Reading further into John's story the alarms really start to sound when we see how John has to change the code being tested before he can test it. He adds flags that bridge production order data into his test environment so that the system has enough state to run through his tests. Bridging of production data into test environments is perhaps more common that you might think, usually an overnight batch job, but regardless it is wrong on many levels and opens his company up to the types of risk and resultant problems that he goes on to explain. I don't know what type of industry John operates in but by bringing real customer data into test systems he's risking more than just wasted time, he also risks data security compliance, customer confidence, loyalty and potentially financial penalties.
So why does John take such risks just to test his update?
John doesn't give a lot of detail about his application but lets assume its purpose is to manage shipment of orders.
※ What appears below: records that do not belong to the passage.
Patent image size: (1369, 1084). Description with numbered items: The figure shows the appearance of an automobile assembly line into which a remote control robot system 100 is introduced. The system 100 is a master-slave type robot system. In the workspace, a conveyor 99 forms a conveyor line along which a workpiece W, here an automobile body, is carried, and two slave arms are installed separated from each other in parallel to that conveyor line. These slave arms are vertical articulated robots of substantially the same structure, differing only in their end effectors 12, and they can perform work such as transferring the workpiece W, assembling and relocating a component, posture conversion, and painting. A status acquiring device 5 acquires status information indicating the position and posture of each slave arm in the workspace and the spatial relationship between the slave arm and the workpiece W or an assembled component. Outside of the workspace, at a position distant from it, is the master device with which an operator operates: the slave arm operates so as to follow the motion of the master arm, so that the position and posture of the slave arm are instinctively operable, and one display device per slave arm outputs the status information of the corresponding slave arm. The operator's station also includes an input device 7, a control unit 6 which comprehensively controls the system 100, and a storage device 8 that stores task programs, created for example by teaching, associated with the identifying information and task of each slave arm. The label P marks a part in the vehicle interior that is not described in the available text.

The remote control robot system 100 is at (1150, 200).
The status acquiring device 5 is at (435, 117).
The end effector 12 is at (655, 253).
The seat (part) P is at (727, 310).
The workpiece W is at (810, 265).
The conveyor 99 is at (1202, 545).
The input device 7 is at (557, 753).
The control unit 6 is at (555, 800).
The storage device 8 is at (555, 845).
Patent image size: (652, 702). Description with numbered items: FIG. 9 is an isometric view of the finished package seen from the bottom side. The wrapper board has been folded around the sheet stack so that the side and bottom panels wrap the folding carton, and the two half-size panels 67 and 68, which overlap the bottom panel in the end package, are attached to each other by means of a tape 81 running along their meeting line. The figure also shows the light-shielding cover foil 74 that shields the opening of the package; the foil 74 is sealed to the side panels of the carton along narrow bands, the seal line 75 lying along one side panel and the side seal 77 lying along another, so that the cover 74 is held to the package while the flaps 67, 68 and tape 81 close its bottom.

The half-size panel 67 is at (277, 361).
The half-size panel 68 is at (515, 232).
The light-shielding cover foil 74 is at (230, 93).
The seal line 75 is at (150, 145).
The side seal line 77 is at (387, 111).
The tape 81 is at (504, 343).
An order management system needs access to data from the wider organisation to perform its function; data on stock inventory, data on shipment prices and timing, data on customers and their accounts and data on the orders received. In a production environment data comes from John's corporate IT infrastructure or perhaps from external vendors in the case of shipping. In his DEV and TEST environments he doesn't have those systems available and yet somehow he needs to make his order management system think the rest of the IT infrastructure is out there by feeding enough good data to achieve test coverage that will validate his code changes.
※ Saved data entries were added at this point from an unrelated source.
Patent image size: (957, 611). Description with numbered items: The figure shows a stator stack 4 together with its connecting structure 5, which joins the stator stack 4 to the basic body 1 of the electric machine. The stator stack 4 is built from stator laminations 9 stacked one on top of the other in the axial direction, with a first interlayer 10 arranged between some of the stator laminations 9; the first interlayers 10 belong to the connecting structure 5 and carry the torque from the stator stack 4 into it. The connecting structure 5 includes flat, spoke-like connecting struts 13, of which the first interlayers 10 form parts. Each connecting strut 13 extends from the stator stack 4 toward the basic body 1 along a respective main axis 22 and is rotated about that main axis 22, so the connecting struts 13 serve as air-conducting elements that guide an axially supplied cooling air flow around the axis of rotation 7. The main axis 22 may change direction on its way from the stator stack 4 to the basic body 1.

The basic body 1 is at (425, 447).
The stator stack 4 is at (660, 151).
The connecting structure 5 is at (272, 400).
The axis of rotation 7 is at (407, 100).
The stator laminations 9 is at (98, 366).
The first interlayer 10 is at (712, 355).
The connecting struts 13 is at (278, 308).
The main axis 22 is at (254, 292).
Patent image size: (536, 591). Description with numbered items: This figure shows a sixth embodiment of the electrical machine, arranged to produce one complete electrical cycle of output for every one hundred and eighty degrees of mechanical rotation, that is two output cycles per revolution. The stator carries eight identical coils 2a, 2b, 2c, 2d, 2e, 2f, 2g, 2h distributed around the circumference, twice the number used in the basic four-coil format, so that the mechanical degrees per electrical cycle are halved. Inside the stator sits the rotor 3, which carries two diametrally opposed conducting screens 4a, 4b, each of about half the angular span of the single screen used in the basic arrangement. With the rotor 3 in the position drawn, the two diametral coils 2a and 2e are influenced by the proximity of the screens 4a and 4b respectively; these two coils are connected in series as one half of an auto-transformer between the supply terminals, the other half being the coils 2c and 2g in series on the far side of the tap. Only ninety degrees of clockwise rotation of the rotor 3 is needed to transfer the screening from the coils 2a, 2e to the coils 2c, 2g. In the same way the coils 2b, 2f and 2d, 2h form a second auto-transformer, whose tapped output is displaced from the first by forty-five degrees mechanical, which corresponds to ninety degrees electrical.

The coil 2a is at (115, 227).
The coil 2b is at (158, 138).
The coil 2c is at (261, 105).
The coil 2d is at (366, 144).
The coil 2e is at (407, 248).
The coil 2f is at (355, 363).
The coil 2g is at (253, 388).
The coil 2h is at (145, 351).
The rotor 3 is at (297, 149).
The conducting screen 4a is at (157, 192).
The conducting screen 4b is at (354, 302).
In a project such as John's, data will undoubtedly be one of the most expensive and time consuming assets to produce, usually requiring teams of people churning out documents and spreadsheets defining generic and desensitized data values. This complexity is compounded by the fact that data is usually last on the list of things ready in large projects and means testing can be delayed and coverage hindered by it.
So with all that said, you can forgive John's company for using a risky if apparently easy technique to pull production data into test, after all, what alternatives do they have? Rustling up replicas of the all the legacy systems and mainframes, databases, in-house systems and external interfaces that are needed, on demand and replicated across each test environment just isn't economically viable or practical.
In the past it was almost impossible to imagine a simple way to replicate these systems in a test environment. Some people tried to solve the problem by building coded frameworks for mocking of interfaces but very quickly found they were brittle, cumbersome and relied too heavily on teams of developers to support and extend them. If nothing else, the ever changing nature of IT infrastructure and the need to keep these mocking tools up to date saw to that. Nowadays we have off the shelf Service Virtualization (SV) solutions that take away the pain of dealing with highly integrated systems. With SV John could easily record, desensitise and replay versions of realistic data to mimic the interfaces and databases with a few clicks of a button, ready to be played back reliably repeatedly and on demand. If only he'd known!
In a future blog I'll talk about Service Virtualization and how not to position it as the silver bullet I've made it out to be here. ROI at project level as a point solution is incredibly easy to achieve but the real benefits of SV are only seen through staged enterprise adoption which involves changes to process and practices and with an aggressive approach to shifting defect resolution to the left. Further down the line I'll also talk about how the benefits of SV are amplified by good integration of tooling and methodology.